Era il 1972 quando dalla fantasia del geniale Gō’Nagai nasceva quello che sarebbe stato il primo robot pilotato da un uomo nella storia degli anime giapponesi: Mazinga Z, un personaggio amatissimo da intere generazioni e destinato all’immortalità. E proprio quest’anno il grande mangaka Gō’Nagai festeggia il 50° anniversario della sua carriera. Dunque, non poteva esserci momento più propizio per questo grande e attesissimo ritorno, che sta già catturando l’attenzione di tutti gli agguerritissimi fan in giro per il mondo.

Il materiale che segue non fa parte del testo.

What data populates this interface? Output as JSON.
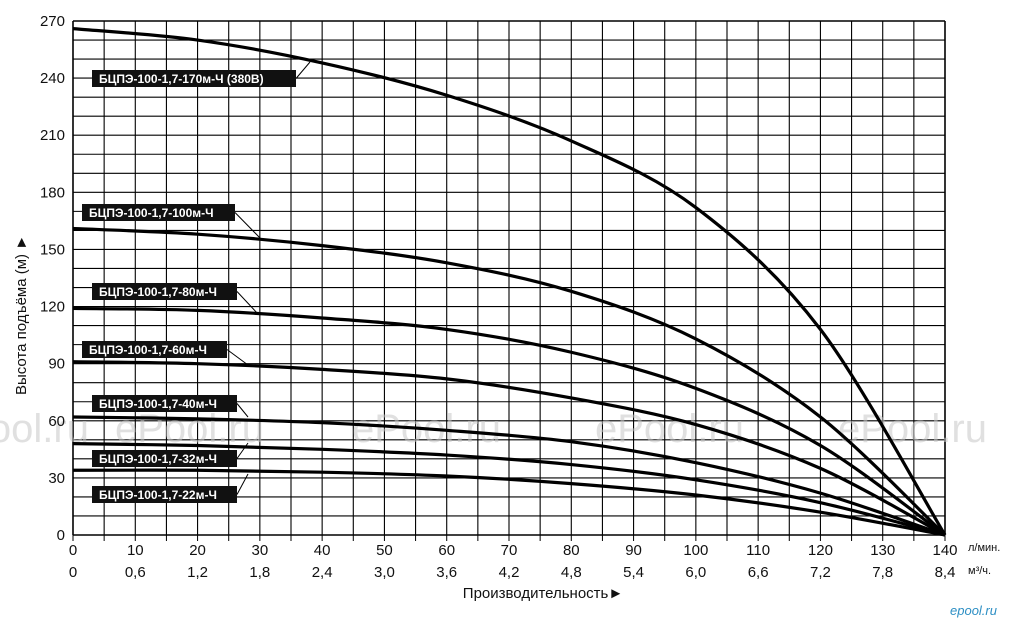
{
  "chart_data": {
    "type": "line",
    "xlabel": "Производительность►",
    "ylabel": "Высота подъёма (м) ►",
    "x_unit_primary": "л/мин.",
    "x_unit_secondary": "м³/ч.",
    "xlim": [
      0,
      140
    ],
    "ylim": [
      0,
      270
    ],
    "x_ticks_primary": [
      "0",
      "10",
      "20",
      "30",
      "40",
      "50",
      "60",
      "70",
      "80",
      "90",
      "100",
      "110",
      "120",
      "130",
      "140"
    ],
    "x_ticks_secondary": [
      "0",
      "0,6",
      "1,2",
      "1,8",
      "2,4",
      "3,0",
      "3,6",
      "4,2",
      "4,8",
      "5,4",
      "6,0",
      "6,6",
      "7,2",
      "7,8",
      "8,4"
    ],
    "y_ticks": [
      "0",
      "30",
      "60",
      "90",
      "120",
      "150",
      "180",
      "210",
      "240",
      "270"
    ],
    "grid": true,
    "series": [
      {
        "name": "БЦПЭ-100-1,7-170м-Ч (380В)",
        "x": [
          0,
          20,
          40,
          60,
          80,
          100,
          120,
          140
        ],
        "y": [
          266,
          260,
          248,
          231,
          207,
          172,
          108,
          0
        ]
      },
      {
        "name": "БЦПЭ-100-1,7-100м-Ч",
        "x": [
          0,
          20,
          40,
          60,
          80,
          100,
          120,
          140
        ],
        "y": [
          161,
          158,
          152,
          143,
          128,
          103,
          62,
          0
        ]
      },
      {
        "name": "БЦПЭ-100-1,7-80м-Ч",
        "x": [
          0,
          20,
          40,
          60,
          80,
          100,
          120,
          140
        ],
        "y": [
          119,
          118,
          114,
          108,
          96,
          77,
          47,
          0
        ]
      },
      {
        "name": "БЦПЭ-100-1,7-60м-Ч",
        "x": [
          0,
          20,
          40,
          60,
          80,
          100,
          120,
          140
        ],
        "y": [
          91,
          90,
          87,
          82,
          72,
          58,
          35,
          0
        ]
      },
      {
        "name": "БЦПЭ-100-1,7-40м-Ч",
        "x": [
          0,
          20,
          40,
          60,
          80,
          100,
          120,
          140
        ],
        "y": [
          62,
          61,
          59,
          55,
          49,
          38,
          22,
          0
        ]
      },
      {
        "name": "БЦПЭ-100-1,7-32м-Ч",
        "x": [
          0,
          20,
          40,
          60,
          80,
          100,
          120,
          140
        ],
        "y": [
          48,
          47,
          45,
          42,
          37,
          29,
          17,
          0
        ]
      },
      {
        "name": "БЦПЭ-100-1,7-22м-Ч",
        "x": [
          0,
          20,
          40,
          60,
          80,
          100,
          120,
          140
        ],
        "y": [
          34,
          34,
          33,
          31,
          27,
          21,
          12,
          0
        ]
      }
    ]
  },
  "watermark": {
    "text": "ePool.ru",
    "color": "#c8c8c8"
  },
  "logo": {
    "text": "epool.ru",
    "color": "#2d8fc4"
  }
}
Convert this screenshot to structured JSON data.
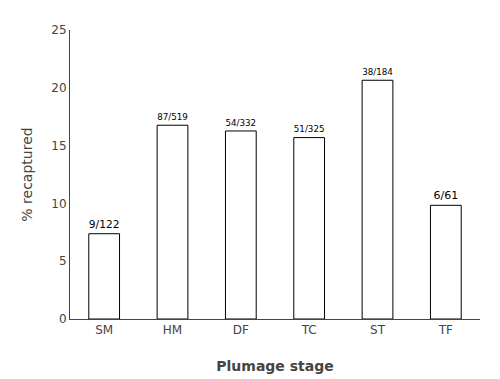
{
  "chart_data": {
    "type": "bar",
    "categories": [
      "SM",
      "HM",
      "DF",
      "TC",
      "ST",
      "TF"
    ],
    "values": [
      7.377049180327869,
      16.762042399228132,
      16.265060240963855,
      15.692307692307692,
      20.652173913043477,
      9.836065573770492
    ],
    "value_labels": [
      "9/122",
      "87/519",
      "54/332",
      "51/325",
      "38/184",
      "6/61"
    ],
    "xlabel": "Plumage stage",
    "ylabel": "% recaptured",
    "ylim": [
      0,
      25
    ],
    "yticks": [
      0,
      5,
      10,
      15,
      20,
      25
    ],
    "color": "#ffffff",
    "grid": false
  }
}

L’idea di creare un film di animazione tratto dalla leggendaria serie tv Mazinga Z che la Toei Animation ha creato 45 anni fa, era in cantiere da dieci anni. Il produttore del film, Yu Kanemaru, spiega: “credo che sia il momento migliore per riportare in vita Mazinga Z. La popolazione mondiale continua a crescere e la tecnologia progredisce giorno dopo giorno, e più che mai è forte la convinzione che ogni individuo sia unico. C’è una grande varietà di persone, d’idee e di valori. Viviamo in un’era in cui la diversità ha grande importanza”. In questo film vengono mostrati i valori, i meriti e i pericoli della diversità: “quando l’umanità viene messa di fronte alla possibilità di scegliere ed ha a disposizione una gran varietà di opzioni, ci si può trovare di fronte a una crisi. Il tema principale di questo film riflette il mondo in cui viviamo oggi. Abbiamo cercato di fare di Koji Kabuto l’eroe col quale ci identificheremmo, dandogli quei valori a cui tutti aspiriamo”.

Koji Kabuto

Koji Kabuto

Il regista del film è Junji Shimizu che descrive così le tematiche del film: “è ambientato dieci anni dopo la storia originale, quindi, adesso, Koji Kabuto è più adulto. All’epoca era solo un pilota, c’era lui ai comandi di Mazinga Z, ma ora, ha una posizione molto più influente. Nella serie originale era un ragazzino, ora è adulto. Nel film deve confrontarsi con delle difficoltà e si trova di fronte a delle scelte, ma ancora una volta riuscirà a ritrovare se stesso. Come in passato, sarà lui l’eroe della storia. Sono certo che tutti abbiano avuto un’esperienza simile nella loro vita. Spero che gli spettatori possano identificarsi con Koji Kabuto quando guarderanno questo film”.